Aujourd’hui, une crise de la foi est un phénomène global. C’est un problème qui entre de force dans toutes les frontières de notre vie et qui l’affecte dans toutes les régions. Donc, Il suffit d’un regard minutieux dans notre Eglise pour percevoir que notre Eglise est menacée par cette crise de la foi. Voilà bien un problème, une authentique questio disputata . Les théologiens pastoraux ont bien observé et attesté à ce problème. Ils disent que dans l’Eglise d’aujourd’hui, les chrétiens, surtout ceux de la classe moyenne sont moins intéressés à la question de la foi. Dans la même ligne, les théologiens dogmatiques aussi rendaient leur témoignage en disant que les journaux théologiques portent un peu de satisfaction parmi les hommes d’aujourd’hui.

En regardant ces témoignages nous verrons qu’il y a un changement radical d’attitude, un problème et une crise de la foi qui se posent. Le Cardinal RENARD clarifie, et nous sommes d’accord avec lui quand il disait que : « Ce qui est en question, ce n’est pas l’Eglise, c’est la foi ». La foi que les gens d’aujourd’hui voient comme l’habillement à l’Eglise, et qui n’a rien avoir avec leur vie quotidienne. Cette foi est considérée par l’homme post-moderne comme étrange et incompréhensible. La foi paganisée et sécularisée, comme aujourd’hui on peut parler d’athéisme chrétien. Cette réalité nous laisse avec quelques questions fondamentales qui nous poussent à réfléchir. Pourquoi surgit cette crise, qui a mis le lien entre la foi et la vie quotidienne faible ? Que veulent dire ces concepts : la Trinité, l’incarnation, la grâce et la rédemption pour l’homme d’aujourd’hui ? L’Eglise est-elle ouverte à la mentalité actuelle, positive et technique ? Quel est le problème qui n’est plus en accord avec la situation contemporaine que Karl Rahner lui-même appelle la « théologie scolastique ?» Comment est-ce qu’il est venu que les manuels de théologie dogmatique, et le catéchisme pour les simples fidèles basés sur ces manuels, ont tout dit et encore, à la fin n’ont pas eu grand effet?

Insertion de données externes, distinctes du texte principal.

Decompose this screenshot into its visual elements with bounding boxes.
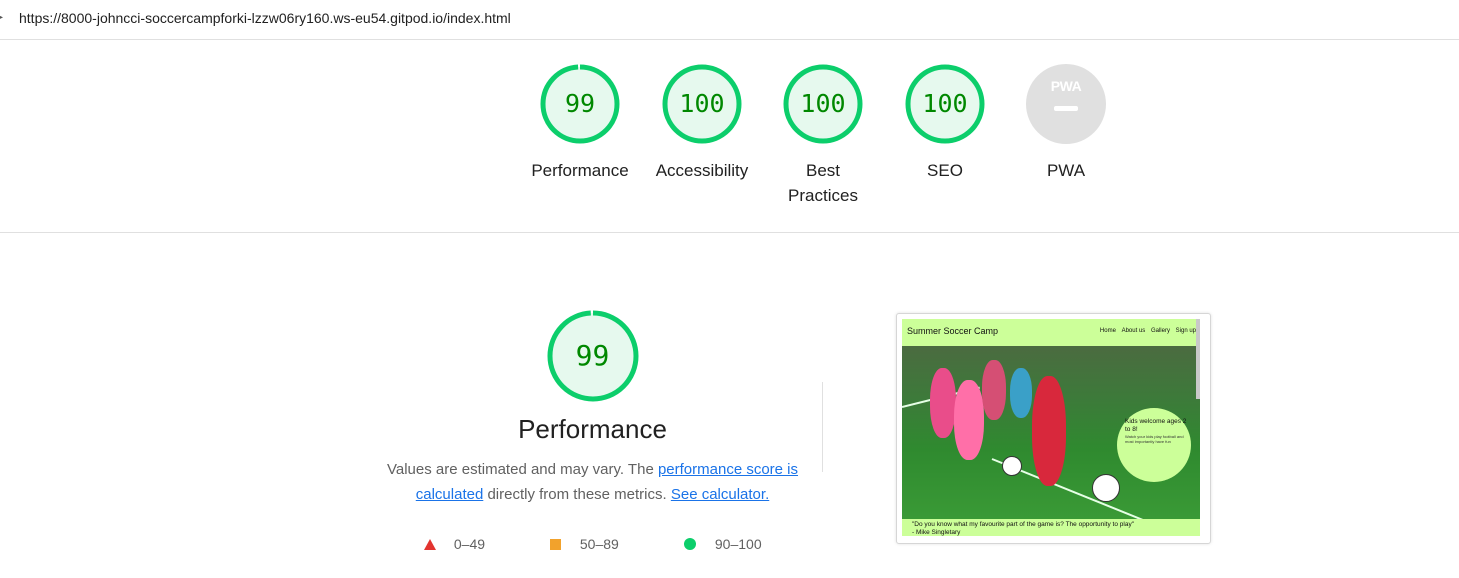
score-ring: 99 [540, 64, 620, 144]
legend-fail: 0–49 [424, 534, 485, 554]
see-calculator-link[interactable]: See calculator. [671, 486, 769, 503]
gauge-best-practices[interactable]: 100 Best Practices [763, 64, 883, 208]
score-ring: 100 [905, 64, 985, 144]
vertical-divider [822, 382, 823, 472]
url-text[interactable]: https://8000-johncci-soccercampforki-lzz… [19, 10, 511, 26]
score-value: 100 [922, 89, 968, 118]
child-figure [930, 368, 956, 438]
tab-caret-icon: ▸ [0, 12, 4, 23]
nav-link: About us [1121, 328, 1146, 334]
legend-pass: 90–100 [684, 534, 762, 554]
final-screenshot[interactable]: Summer Soccer Camp Home About us Gallery… [896, 313, 1211, 544]
screenshot-page: Summer Soccer Camp Home About us Gallery… [902, 319, 1200, 536]
performance-score-ring: 99 [547, 310, 639, 402]
quote-footer: "Do you know what my favourite part of t… [902, 519, 1200, 536]
child-figure [982, 360, 1006, 420]
score-value: 99 [564, 89, 596, 118]
pwa-badge: PWA [1026, 64, 1106, 144]
description-text: directly from these metrics. [483, 486, 671, 503]
gauge-label: Accessibility [655, 161, 749, 180]
child-figure [1010, 368, 1032, 418]
soccer-ball [1092, 474, 1120, 502]
na-dash-icon [1054, 106, 1078, 111]
gauge-accessibility[interactable]: 100 Accessibility [642, 64, 762, 183]
performance-description: Values are estimated and may vary. The p… [380, 457, 805, 507]
nav-link: Sign up [1175, 328, 1196, 334]
legend-range: 90–100 [714, 536, 762, 552]
gauge-label: Best Practices [788, 161, 858, 205]
gauge-label: Performance [531, 161, 629, 180]
score-value: 100 [800, 89, 846, 118]
score-ring: 100 [662, 64, 742, 144]
legend-range: 50–89 [579, 536, 619, 552]
performance-score-value: 99 [575, 339, 610, 372]
address-bar[interactable]: ▸ https://8000-johncci-soccercampforki-l… [0, 0, 1459, 40]
hero-photo: Kids welcome ages 2 to 8! Watch your kid… [902, 346, 1200, 536]
legend-range: 0–49 [453, 536, 486, 552]
quote-author: - Mike Singletary [912, 529, 961, 536]
gauge-seo[interactable]: 100 SEO [885, 64, 1005, 183]
red-triangle-icon [424, 539, 436, 550]
nav-link: Home [1099, 328, 1116, 334]
soccer-ball [1002, 456, 1022, 476]
site-navbar: Summer Soccer Camp Home About us Gallery… [902, 319, 1200, 346]
score-ring: 100 [783, 64, 863, 144]
orange-square-icon [550, 539, 561, 550]
gauge-pwa[interactable]: PWA PWA [1006, 64, 1126, 183]
legend-average: 50–89 [550, 534, 619, 554]
site-brand: Summer Soccer Camp [907, 326, 999, 336]
gauge-label: SEO [927, 161, 963, 180]
performance-section: 99 Performance Values are estimated and … [380, 310, 805, 507]
score-value: 100 [679, 89, 725, 118]
nav-link: Gallery [1150, 328, 1170, 334]
site-nav-links: Home About us Gallery Sign up [1096, 328, 1196, 334]
pwa-icon: PWA [1050, 78, 1082, 94]
bubble-text: Watch your kids play football and most i… [1125, 434, 1184, 444]
hero-bubble: Kids welcome ages 2 to 8! Watch your kid… [1117, 408, 1191, 482]
gauge-label: PWA [1046, 161, 1086, 180]
scrollbar [1196, 319, 1200, 399]
bubble-title: Kids welcome ages 2 to 8! [1125, 418, 1187, 433]
child-figure [954, 380, 984, 460]
gauge-performance[interactable]: 99 Performance [520, 64, 640, 183]
performance-title: Performance [518, 414, 667, 444]
green-circle-icon [684, 538, 696, 550]
description-text: Values are estimated and may vary. The [386, 461, 658, 478]
section-divider [0, 232, 1459, 233]
child-figure [1032, 376, 1066, 486]
quote-text: "Do you know what my favourite part of t… [912, 521, 1134, 528]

En fait, c’est dans le but de répondre à ces questions que nous nous sommes engagés dans ce travail intitulé : L’Expérience de Dieu chez Karl Rahner : Une Réponse positive pour la crise de la Foi aujourd’hui. K. Rahner, un savant distingué avait une claire vision du problème susmentionné. Avec sa théologie transcendantale et anthropologique, il a présenté à l’humanité l’espoir qui est ancré dans un lien d’expérience personnelle de Dieu.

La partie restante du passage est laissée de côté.